Climate Change-Related Stocks at Risk


Investors who fixate on the bleak economic picture may be missing a significant risk that originates from the environment, which is the effect of climate change. Storm clouds in the current economic environment pose several risks to asset markets. There is a growing risk that severe weather disasters, such as hurricanes, storms, and floods, may physically interrupt business operations and supply worldwide. These types of occurrences are also becoming more often. We are inching our way closer to a new normal in which catastrophes costing a billion dollars or more occur more frequently.

We have accumulated data on climate and business facilities to construct a score to assess corporations according to their sensitivity to extreme climate and weather. The overall risk an organization faces is broken down into three distinct components by the scoring system. These are the chain risk, market risk, and operations risk.

These 10 Stocks Are the Most Vulnerable to the Effects of Climate Change

(Total Score Determined by Risks in the Market, Supply Chain, and Operations)
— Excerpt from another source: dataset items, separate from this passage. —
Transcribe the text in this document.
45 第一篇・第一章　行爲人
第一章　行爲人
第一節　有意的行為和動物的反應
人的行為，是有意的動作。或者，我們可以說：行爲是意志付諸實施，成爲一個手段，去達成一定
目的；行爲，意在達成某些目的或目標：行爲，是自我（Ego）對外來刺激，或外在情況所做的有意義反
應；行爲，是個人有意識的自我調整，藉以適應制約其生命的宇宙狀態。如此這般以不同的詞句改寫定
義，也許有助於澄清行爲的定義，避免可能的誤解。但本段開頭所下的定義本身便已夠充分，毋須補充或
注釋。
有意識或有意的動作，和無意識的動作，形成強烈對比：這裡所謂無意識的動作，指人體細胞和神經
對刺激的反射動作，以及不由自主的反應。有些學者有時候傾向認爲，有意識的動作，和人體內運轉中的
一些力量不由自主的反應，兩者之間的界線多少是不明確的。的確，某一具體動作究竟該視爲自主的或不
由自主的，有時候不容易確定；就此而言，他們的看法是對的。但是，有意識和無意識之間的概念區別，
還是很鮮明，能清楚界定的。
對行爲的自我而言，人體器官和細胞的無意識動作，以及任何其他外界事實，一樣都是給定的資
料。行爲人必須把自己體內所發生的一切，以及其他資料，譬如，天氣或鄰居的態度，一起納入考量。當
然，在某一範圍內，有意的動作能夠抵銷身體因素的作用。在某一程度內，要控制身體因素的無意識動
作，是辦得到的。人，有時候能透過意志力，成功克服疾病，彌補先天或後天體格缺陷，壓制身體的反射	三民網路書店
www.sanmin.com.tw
  1. NCLH, often known as Norwegian Cruise Line Holdings; Total Score = 100

  1. Western Digital Corporation (WDC); Overall Rating: 89.2
  2. NextEra Energy (NEE) has an overall score of 86.5
  3. Micron Technology (MU), with a total score of 80.2
  4. Eastman Chemical (EMN), with a total score of 80.
  5. Consolidated Edison (ED) has a total score of 79.6
  6. Seagate Technology (STX), with a total score of 77.7
  7. Merck (MRK); Overall Score = 76.9 Points
  8. Applied Materials (AMAT); Overall Score Is 76.3
  9. Enterprise Public Sector (PEG); Overall Score = 74.6

Exactly What This Implies for Investors

Consolidated Edison, which came in sixth overall and scored 79.6 out of 100, occupied the sixth slot. Operational risk, which accounts for almost 70% of each business's overall score, aims to quantify the dangers presented by climate change and extreme weather events, including heat waves, sea level rise, and storms; the utility company received a score of 49.7 on this metric. ConEd is particularly susceptible to the effects of rising sea levels due to the location of its infrastructure in New York City. The company's plants in southern Texas and California are also subject to additional water- and heat-related challenges.
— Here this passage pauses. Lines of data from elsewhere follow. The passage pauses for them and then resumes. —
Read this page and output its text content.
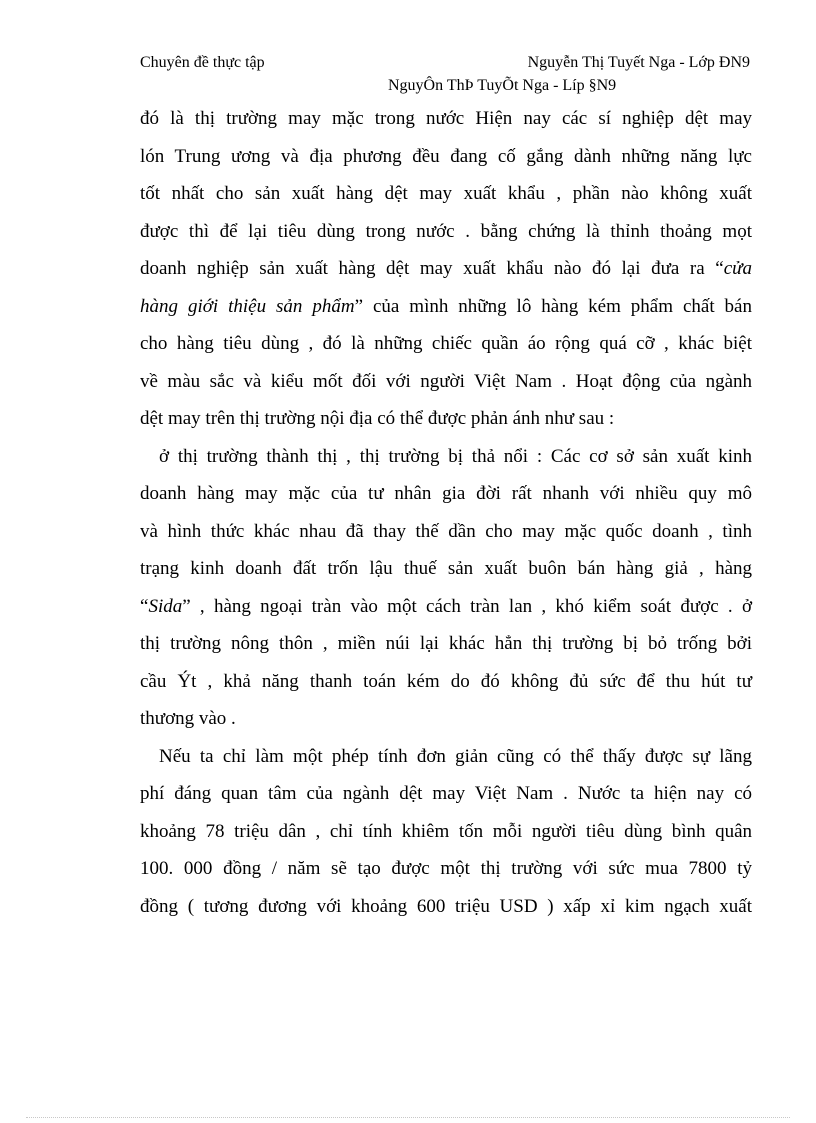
Chuyên đề thực tập	Nguyễn Thị Tuyết Nga - Lớp ĐN9
NguyÔn ThÞ TuyÕt Nga - Líp §N9
đó là thị trường may mặc trong nước Hiện nay các sí nghiệp dệt may
lón Trung ương và địa phương đều đang cố gắng dành những năng lực
tốt nhất cho sản xuất hàng dệt may xuất khẩu , phần nào không xuất
được thì để lại tiêu dùng trong nước . bằng chứng là thỉnh thoảng mọt
doanh nghiệp sản xuất hàng dệt may xuất khẩu nào đó lại đưa ra “cửa
hàng giới thiệu sản phẩm” của mình những lô hàng kém phẩm chất bán
cho hàng tiêu dùng , đó là những chiếc quần áo rộng quá cỡ , khác biệt
về màu sắc và kiểu mốt đối với người Việt Nam . Hoạt động của ngành
dệt may trên thị trường nội địa có thể được phản ánh như sau :
ở thị trường thành thị , thị trường bị thả nổi : Các cơ sở sản xuất kinh
doanh hàng may mặc của tư nhân gia đời rất nhanh với nhiều quy mô
và hình thức khác nhau đã thay thế dần cho may mặc quốc doanh , tình
trạng kinh doanh đất trốn lậu thuế sản xuất buôn bán hàng giả , hàng
“Sida” , hàng ngoại tràn vào một cách tràn lan , khó kiểm soát được . ở
thị trường nông thôn , miền núi lại khác hẳn thị trường bị bỏ trống bởi
cầu Ýt , khả năng thanh toán kém do đó không đủ sức để thu hút tư
thương vào .
Nếu ta chỉ làm một phép tính đơn giản cũng có thể thấy được sự lãng
phí đáng quan tâm của ngành dệt may Việt Nam . Nước ta hiện nay có
khoảng 78 triệu dân , chỉ tính khiêm tốn mỗi người tiêu dùng bình quân
100. 000 đồng / năm sẽ tạo được một thị trường với sức mua 7800 tỷ
đồng ( tương đương với khoảng 600 triệu USD ) xấp xỉ kim ngạch xuất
Chain risk and market risk account for 30% of the total score. Con Ed got 70.1 and 38.4, respectively, for these two risk categories. The first method evaluates the susceptibility of a firm's end market to climate risk. In contrast, the second method considers the climate-associated risks with nations that are likely to be a part of a business's supply chain.

Looking Ahead

Investors must pay special attention to how climate change risk assessment methodologies are employed and whether or not they effectively reflect a company's susceptibility because climate change risk assessment methods are still in their developmental stages. Both picking stocks and making accurate weather forecasts have always required some guesswork, but in today's world, the two are more intertwined than ever.